ShortText/JLBert · Hugging Face

Model description

This is a Japanese light weight BERT model pre-trained from scratch on Ecommerce japanese data.

For pre-training, User short reviews and review titles are taken from Rakuten & Amazon websites.

This base model is primarily designed to fine-tune on short text classification use-cases.

How to use

Here is how to use this model to get the features of a given text in PyTorch:

from transformers import RobertaTokenizer, AutoModelForMaskedLM

tokenizer = RobertaTokenizer.from_pretrained('ShortText/JLBert')
model = AutoModelForMaskedLM.from_pretrained('ShortText/JLBert')

# prepare input
text = "トイザらス・ベビーザらス郡山店"
encoded_input = tokenizer(text, return_tensors='pt')

# forward pass
output = model(**encoded_input)...

You can use this model directly with a pipeline for masked language modeling:

from transformers import RobertaTokenizer, AutoModelForMaskedLM, pipeline

tokenizer = RobertaTokenizer.from_pretrained('ShortText/JLBert')
model = AutoModelForMaskedLM.from_pretrained('ShortText/JLBert')
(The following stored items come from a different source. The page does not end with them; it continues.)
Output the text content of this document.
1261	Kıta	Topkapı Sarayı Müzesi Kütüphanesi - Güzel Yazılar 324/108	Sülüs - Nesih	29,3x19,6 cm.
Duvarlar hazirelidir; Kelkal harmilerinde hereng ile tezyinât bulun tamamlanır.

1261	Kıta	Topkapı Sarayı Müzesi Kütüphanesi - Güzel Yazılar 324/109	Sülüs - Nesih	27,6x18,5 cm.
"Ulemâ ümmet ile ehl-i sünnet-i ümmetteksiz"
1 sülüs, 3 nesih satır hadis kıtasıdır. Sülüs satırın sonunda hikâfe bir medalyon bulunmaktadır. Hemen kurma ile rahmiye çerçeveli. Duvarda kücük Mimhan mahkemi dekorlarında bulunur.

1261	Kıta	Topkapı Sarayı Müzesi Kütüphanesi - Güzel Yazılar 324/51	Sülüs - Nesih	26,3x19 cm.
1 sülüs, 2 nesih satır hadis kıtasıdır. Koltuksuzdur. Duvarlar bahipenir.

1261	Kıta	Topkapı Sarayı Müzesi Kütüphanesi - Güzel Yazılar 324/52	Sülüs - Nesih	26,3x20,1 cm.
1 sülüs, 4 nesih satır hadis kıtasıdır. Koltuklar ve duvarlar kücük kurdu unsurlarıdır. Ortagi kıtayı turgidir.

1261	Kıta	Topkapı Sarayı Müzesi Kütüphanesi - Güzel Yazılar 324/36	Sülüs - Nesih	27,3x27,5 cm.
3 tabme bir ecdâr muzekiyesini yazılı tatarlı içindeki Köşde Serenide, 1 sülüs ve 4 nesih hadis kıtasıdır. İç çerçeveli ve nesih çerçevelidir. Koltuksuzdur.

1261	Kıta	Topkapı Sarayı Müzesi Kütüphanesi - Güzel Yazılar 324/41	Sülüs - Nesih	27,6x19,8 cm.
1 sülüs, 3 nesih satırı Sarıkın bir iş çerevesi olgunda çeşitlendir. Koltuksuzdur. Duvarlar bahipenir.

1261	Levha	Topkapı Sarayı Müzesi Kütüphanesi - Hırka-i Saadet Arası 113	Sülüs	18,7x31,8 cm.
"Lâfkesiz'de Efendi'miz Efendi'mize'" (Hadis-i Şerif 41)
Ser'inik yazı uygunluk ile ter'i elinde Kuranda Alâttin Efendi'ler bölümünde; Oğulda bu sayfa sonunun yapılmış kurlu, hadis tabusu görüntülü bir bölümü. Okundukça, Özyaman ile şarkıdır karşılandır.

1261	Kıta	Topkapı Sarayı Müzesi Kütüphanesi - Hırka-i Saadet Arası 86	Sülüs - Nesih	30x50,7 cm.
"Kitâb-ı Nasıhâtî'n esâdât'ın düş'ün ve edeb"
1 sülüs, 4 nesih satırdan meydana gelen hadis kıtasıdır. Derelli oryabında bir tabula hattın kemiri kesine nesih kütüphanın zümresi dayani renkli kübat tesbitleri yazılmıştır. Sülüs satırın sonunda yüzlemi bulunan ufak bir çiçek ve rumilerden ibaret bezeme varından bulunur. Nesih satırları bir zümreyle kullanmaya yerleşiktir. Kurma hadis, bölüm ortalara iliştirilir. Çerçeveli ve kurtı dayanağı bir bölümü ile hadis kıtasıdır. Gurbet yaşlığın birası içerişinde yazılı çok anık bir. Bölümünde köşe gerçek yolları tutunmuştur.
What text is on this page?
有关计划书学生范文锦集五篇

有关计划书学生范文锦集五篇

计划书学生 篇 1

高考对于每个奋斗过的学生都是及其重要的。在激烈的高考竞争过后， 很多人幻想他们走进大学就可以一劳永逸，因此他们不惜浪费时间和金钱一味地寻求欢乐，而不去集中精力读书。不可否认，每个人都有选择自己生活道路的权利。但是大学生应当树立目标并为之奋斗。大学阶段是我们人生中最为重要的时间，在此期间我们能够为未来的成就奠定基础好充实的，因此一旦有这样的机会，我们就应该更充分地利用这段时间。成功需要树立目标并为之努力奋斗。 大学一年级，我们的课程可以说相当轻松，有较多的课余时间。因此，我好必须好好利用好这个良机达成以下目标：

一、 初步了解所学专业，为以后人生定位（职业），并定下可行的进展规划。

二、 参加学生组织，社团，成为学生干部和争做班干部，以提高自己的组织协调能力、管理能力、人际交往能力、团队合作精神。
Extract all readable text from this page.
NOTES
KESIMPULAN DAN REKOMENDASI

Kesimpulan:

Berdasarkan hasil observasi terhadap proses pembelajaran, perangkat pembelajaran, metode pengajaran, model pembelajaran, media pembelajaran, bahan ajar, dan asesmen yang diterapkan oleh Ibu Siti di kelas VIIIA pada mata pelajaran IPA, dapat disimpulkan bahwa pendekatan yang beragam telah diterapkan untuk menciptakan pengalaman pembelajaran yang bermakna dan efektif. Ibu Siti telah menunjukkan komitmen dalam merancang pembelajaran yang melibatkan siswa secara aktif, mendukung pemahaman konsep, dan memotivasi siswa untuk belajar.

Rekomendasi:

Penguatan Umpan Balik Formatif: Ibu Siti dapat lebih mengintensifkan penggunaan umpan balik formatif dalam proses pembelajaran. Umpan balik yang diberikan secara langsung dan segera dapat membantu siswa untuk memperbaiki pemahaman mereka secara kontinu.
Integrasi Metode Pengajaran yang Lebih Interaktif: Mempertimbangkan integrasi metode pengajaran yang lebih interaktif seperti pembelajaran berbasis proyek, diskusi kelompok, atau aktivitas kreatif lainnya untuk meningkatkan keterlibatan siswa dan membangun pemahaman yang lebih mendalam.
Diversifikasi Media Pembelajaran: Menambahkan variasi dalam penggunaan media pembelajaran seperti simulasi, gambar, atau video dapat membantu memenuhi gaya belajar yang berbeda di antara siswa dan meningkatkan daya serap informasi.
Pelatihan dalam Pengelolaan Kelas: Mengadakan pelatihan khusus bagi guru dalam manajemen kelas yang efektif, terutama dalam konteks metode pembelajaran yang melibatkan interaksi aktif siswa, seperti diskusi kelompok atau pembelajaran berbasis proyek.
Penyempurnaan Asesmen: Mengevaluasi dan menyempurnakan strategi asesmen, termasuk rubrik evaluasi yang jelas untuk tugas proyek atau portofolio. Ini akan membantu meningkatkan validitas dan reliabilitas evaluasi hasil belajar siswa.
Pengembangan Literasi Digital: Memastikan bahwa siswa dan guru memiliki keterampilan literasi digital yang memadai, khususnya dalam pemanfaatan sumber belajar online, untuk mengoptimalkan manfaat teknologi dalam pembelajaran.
unmasker = pipeline('fill-mask', model=model, tokenizer=tokenizer)
unmasker("こんにちは、<mask>モデルです。")

You can fine-tune this model on Short Text Classification downstream tasks.

You can use the raw model for masked language modeling, but it's mostly intended to be fine-tuned on a downstream task.

Tokenization

The texts are tokenized using a byte version of Byte-Pair Encoding (BPE) with a vocabulary size of 30,522.

Training procedure

JLBert has 6 hidden layers, 6 attention heads, and 768 hidden sizes, making it to be lighter than the BERT.